Barcelona ha dado luz verde a uno de los proyectos urbanísticos más ambiciosos de Sants-Montjuïc. La transformación de la conocida Illa Citroën, donde actualmente se ubican instalaciones del grupo automovilístico Stellantis.
Esto permitirá construir más de 200 viviendas nuevas, un gran parque urbano de 22.000 m², nuevos equipamientos públicos, zonas comerciales y una mejor conexión entre barrios. Todo ello sobre un ámbito de 35.500 m² delimitado por la Rambla de Badal, la Riera Blanca, la calle Constitució y la Rambla de los Jardins de Sants.
El nuevo planeamiento, aprobado inicialmente por la Comisión de Ecología, Urbanismo, Movilidad y Vivienda, prevé la creación de 104 pisos públicos de alquiler y 110 viviendas privadas con aparcamiento subterráneo. Además, incluye 8.000 m² de suelo para equipamientos de proximidad, la ampliación de la escuela Cavall Bernat y la incorporación de 1.800 m² de locales comerciales en la planta baja de los nuevos edificios.
Un parque verde y accesible que vertebrará el barrio

Uno de los grandes ejes del proyecto es el parque urbano que ocupará el 58% del espacio total, con más de 22.000 m² de zonas verdes, caminos peatonales y recorridos accesibles que conectarán la Rambla de Badal con los Jardins de la Rambla de Sants. Para hacer realidad este parque se demolerán las actuales naves industriales de Stellantis, integrando así una pieza clave en la renovación urbana de la Bordeta.
La promotora de las viviendas privadas asumirá los costes de urbanización del parque, fruto del acuerdo firmado en julio entre el Ayuntamiento y Stellantis España SL, que cede 14.500 m² de suelo a la ciudad.
La propuesta actual es el resultado de un proceso participativo iniciado en octubre de 2024, en el que han participado más de 180 personas. La idea es que, gracias a la eliminación de las barreras industriales, mejore la movilidad peatonal y la conectividad transversal entre la Bordeta y Sants-Badal, así como con el municipio vecino de L’Hospitalet. También se facilitará el acceso a la estación de metro de Santa Eulàlia y a la escuela Cavall Bernat.

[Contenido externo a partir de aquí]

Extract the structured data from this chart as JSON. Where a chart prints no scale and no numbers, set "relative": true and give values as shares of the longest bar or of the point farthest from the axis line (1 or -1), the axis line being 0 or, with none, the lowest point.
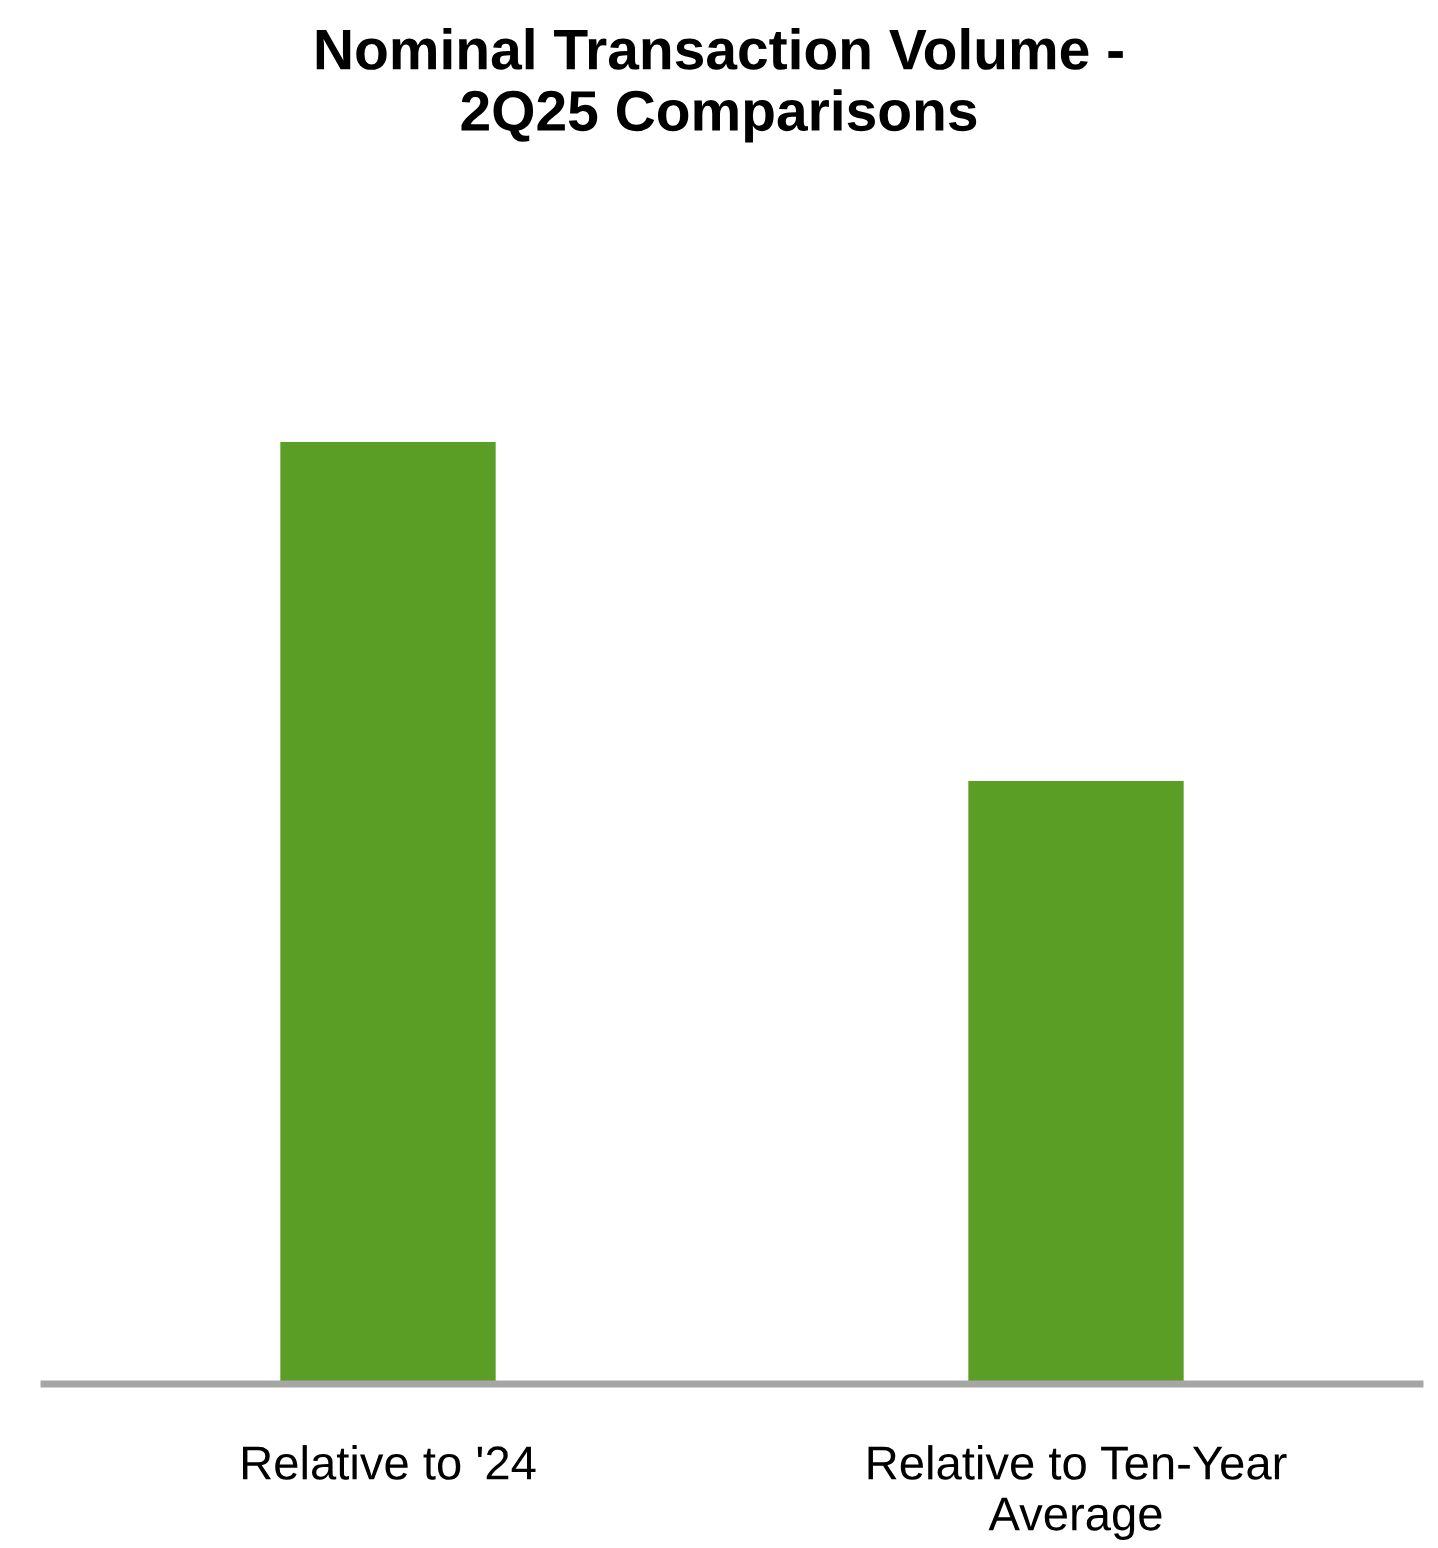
{
  "chart_data": {
    "type": "bar",
    "title": "Nominal Transaction Volume -\n2Q25 Comparisons",
    "categories": [
      "Relative to '24",
      "Relative to Ten-Year\nAverage"
    ],
    "values": [
      1,
      0.64
    ],
    "color": "#5a9e25",
    "relative": true,
    "grid": false,
    "legend": false
  }
}
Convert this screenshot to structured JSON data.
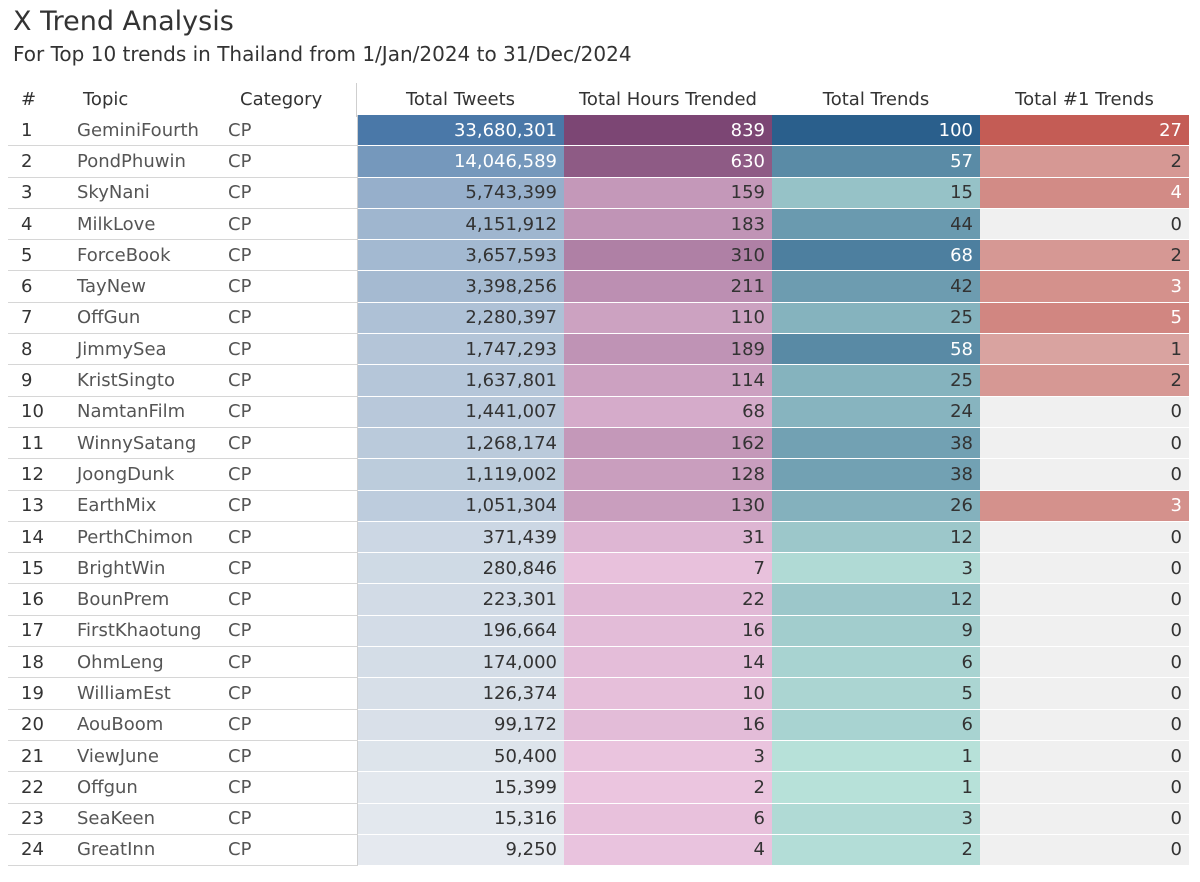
{
  "header": {
    "title": "X Trend Analysis",
    "subtitle": "For Top 10 trends in Thailand from 1/Jan/2024 to 31/Dec/2024"
  },
  "chart_data": {
    "type": "table",
    "title": "X Trend Analysis",
    "subtitle": "For Top 10 trends in Thailand from 1/Jan/2024 to 31/Dec/2024",
    "columns": [
      "#",
      "Topic",
      "Category",
      "Total Tweets",
      "Total Hours Trended",
      "Total Trends",
      "Total #1 Trends"
    ],
    "rows": [
      [
        "1",
        "GeminiFourth",
        "CP",
        "33,680,301",
        "839",
        "100",
        "27"
      ],
      [
        "2",
        "PondPhuwin",
        "CP",
        "14,046,589",
        "630",
        "57",
        "2"
      ],
      [
        "3",
        "SkyNani",
        "CP",
        "5,743,399",
        "159",
        "15",
        "4"
      ],
      [
        "4",
        "MilkLove",
        "CP",
        "4,151,912",
        "183",
        "44",
        "0"
      ],
      [
        "5",
        "ForceBook",
        "CP",
        "3,657,593",
        "310",
        "68",
        "2"
      ],
      [
        "6",
        "TayNew",
        "CP",
        "3,398,256",
        "211",
        "42",
        "3"
      ],
      [
        "7",
        "OffGun",
        "CP",
        "2,280,397",
        "110",
        "25",
        "5"
      ],
      [
        "8",
        "JimmySea",
        "CP",
        "1,747,293",
        "189",
        "58",
        "1"
      ],
      [
        "9",
        "KristSingto",
        "CP",
        "1,637,801",
        "114",
        "25",
        "2"
      ],
      [
        "10",
        "NamtanFilm",
        "CP",
        "1,441,007",
        "68",
        "24",
        "0"
      ],
      [
        "11",
        "WinnySatang",
        "CP",
        "1,268,174",
        "162",
        "38",
        "0"
      ],
      [
        "12",
        "JoongDunk",
        "CP",
        "1,119,002",
        "128",
        "38",
        "0"
      ],
      [
        "13",
        "EarthMix",
        "CP",
        "1,051,304",
        "130",
        "26",
        "3"
      ],
      [
        "14",
        "PerthChimon",
        "CP",
        "371,439",
        "31",
        "12",
        "0"
      ],
      [
        "15",
        "BrightWin",
        "CP",
        "280,846",
        "7",
        "3",
        "0"
      ],
      [
        "16",
        "BounPrem",
        "CP",
        "223,301",
        "22",
        "12",
        "0"
      ],
      [
        "17",
        "FirstKhaotung",
        "CP",
        "196,664",
        "16",
        "9",
        "0"
      ],
      [
        "18",
        "OhmLeng",
        "CP",
        "174,000",
        "14",
        "6",
        "0"
      ],
      [
        "19",
        "WilliamEst",
        "CP",
        "126,374",
        "10",
        "5",
        "0"
      ],
      [
        "20",
        "AouBoom",
        "CP",
        "99,172",
        "16",
        "6",
        "0"
      ],
      [
        "21",
        "ViewJune",
        "CP",
        "50,400",
        "3",
        "1",
        "0"
      ],
      [
        "22",
        "Offgun",
        "CP",
        "15,399",
        "2",
        "1",
        "0"
      ],
      [
        "23",
        "SeaKeen",
        "CP",
        "15,316",
        "6",
        "3",
        "0"
      ],
      [
        "24",
        "GreatInn",
        "CP",
        "9,250",
        "4",
        "2",
        "0"
      ]
    ],
    "color_scales": {
      "Total Tweets": [
        "#eef0f3",
        "#4a78a8"
      ],
      "Total Hours Trended": [
        "#eec8e2",
        "#7c4674"
      ],
      "Total Trends": [
        "#bde6dc",
        "#2a5f8c"
      ],
      "Total #1 Trends": [
        "#f0f0f0",
        "#c45c55"
      ]
    }
  }
}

Calendario previsto: obras a partir de 2028

Tras esta aprobación inicial, el proyecto entra ahora en una fase de exposición pública de dos meses. Una vez resueltas las alegaciones, el Pleno del Ayuntamiento deberá aprobarlo de forma provisional, y la aprobación definitiva corresponderá a la Subcomisión de Urbanismo de Barcelona, dependiente de la Generalitat, en el transcurso de 2026.
Las obras de reurbanización están previstas para comenzar en 2028, en paralelo a la tramitación de los instrumentos urbanísticos específicos que permitirán desplegar toda la transformación.